Gretchen Gerlach ’14, an intern at Facilities Management and coordinator for the student group EcoReps, which focuses on improving green living in areas such as dormitory life, said she was surprised by the news that energy conservation is well ahead of schedule.

“It is surprising that so much can be done so quickly,” Gerlach said. “People really took it to heart. I think we’re on the right track, and we’re going in a really good direction.”

Though Gerlach said she would like to see the recently released Facilities report circulated more widely, she has seen  an impressive uptick in the level of student interest in sustainability, and that EcoReps meetings have enjoyed much better attendance this year. To build on the progress already made, EcoReps is working on a project to create what Gerlach called “greenroom certification,” in which students can pledge to make their dormitory rooms microcosms of sustainable living, with an emphasis on recycling and reusing materials.

“People are interested, and they’re aware.

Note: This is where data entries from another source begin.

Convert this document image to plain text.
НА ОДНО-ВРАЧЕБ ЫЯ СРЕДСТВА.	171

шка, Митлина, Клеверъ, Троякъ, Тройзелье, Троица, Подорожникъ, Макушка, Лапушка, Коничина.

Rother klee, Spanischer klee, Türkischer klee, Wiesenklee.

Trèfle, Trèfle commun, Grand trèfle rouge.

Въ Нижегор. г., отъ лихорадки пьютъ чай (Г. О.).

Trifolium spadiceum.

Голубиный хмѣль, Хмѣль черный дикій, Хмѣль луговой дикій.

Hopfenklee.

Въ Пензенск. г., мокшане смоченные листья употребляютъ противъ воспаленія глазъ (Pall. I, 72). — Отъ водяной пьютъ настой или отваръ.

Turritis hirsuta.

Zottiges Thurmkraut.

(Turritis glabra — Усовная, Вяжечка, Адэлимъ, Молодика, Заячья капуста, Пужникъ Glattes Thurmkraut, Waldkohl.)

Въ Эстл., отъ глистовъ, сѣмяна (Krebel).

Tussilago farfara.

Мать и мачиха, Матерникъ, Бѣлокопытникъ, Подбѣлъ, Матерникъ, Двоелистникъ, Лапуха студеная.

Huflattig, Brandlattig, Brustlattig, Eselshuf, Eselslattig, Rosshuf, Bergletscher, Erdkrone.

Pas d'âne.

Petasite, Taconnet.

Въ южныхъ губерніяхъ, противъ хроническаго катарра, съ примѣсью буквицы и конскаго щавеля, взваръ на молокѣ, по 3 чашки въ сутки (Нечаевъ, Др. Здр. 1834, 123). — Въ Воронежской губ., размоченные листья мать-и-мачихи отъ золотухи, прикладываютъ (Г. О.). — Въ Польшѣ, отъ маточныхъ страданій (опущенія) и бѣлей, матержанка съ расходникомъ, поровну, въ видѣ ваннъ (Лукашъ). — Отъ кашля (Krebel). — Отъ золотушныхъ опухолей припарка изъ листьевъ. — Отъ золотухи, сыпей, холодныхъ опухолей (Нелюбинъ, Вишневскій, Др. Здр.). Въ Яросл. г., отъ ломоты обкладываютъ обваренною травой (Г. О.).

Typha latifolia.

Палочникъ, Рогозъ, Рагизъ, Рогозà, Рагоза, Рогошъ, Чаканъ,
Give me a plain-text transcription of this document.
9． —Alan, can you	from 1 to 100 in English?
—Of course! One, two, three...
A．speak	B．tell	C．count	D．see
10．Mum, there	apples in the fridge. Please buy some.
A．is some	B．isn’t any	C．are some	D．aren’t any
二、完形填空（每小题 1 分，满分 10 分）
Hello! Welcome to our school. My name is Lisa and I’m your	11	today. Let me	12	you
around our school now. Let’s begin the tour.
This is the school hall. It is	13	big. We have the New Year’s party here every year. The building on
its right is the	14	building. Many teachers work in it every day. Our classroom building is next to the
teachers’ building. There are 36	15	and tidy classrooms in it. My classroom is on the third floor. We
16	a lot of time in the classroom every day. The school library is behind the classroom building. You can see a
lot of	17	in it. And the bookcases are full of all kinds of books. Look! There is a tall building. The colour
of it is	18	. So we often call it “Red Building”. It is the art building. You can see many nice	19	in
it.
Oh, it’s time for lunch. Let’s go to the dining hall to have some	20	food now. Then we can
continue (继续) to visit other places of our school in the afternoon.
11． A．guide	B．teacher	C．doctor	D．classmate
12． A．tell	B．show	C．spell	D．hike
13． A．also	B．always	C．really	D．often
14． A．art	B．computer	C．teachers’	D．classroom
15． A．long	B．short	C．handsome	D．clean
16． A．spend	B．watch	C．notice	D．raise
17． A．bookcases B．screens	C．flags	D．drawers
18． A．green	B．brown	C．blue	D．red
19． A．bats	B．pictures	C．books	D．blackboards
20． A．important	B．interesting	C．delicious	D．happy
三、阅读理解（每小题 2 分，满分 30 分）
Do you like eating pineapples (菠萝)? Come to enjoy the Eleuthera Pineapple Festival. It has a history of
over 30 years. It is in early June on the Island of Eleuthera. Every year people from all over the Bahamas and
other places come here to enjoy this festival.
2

We’re changing habits,” she said. “It’s as simple as using a reusable bottle and getting kids to call Facilities Management when their rooms are too hot in the winter instead of opening the window.”

But campus is still not as green as it could be. “A lot of people leave the lights on in the bathroom when nobody’s there,” said Libby Stein ’15. “So if they had signs telling people not to do that, it would be really helpful.”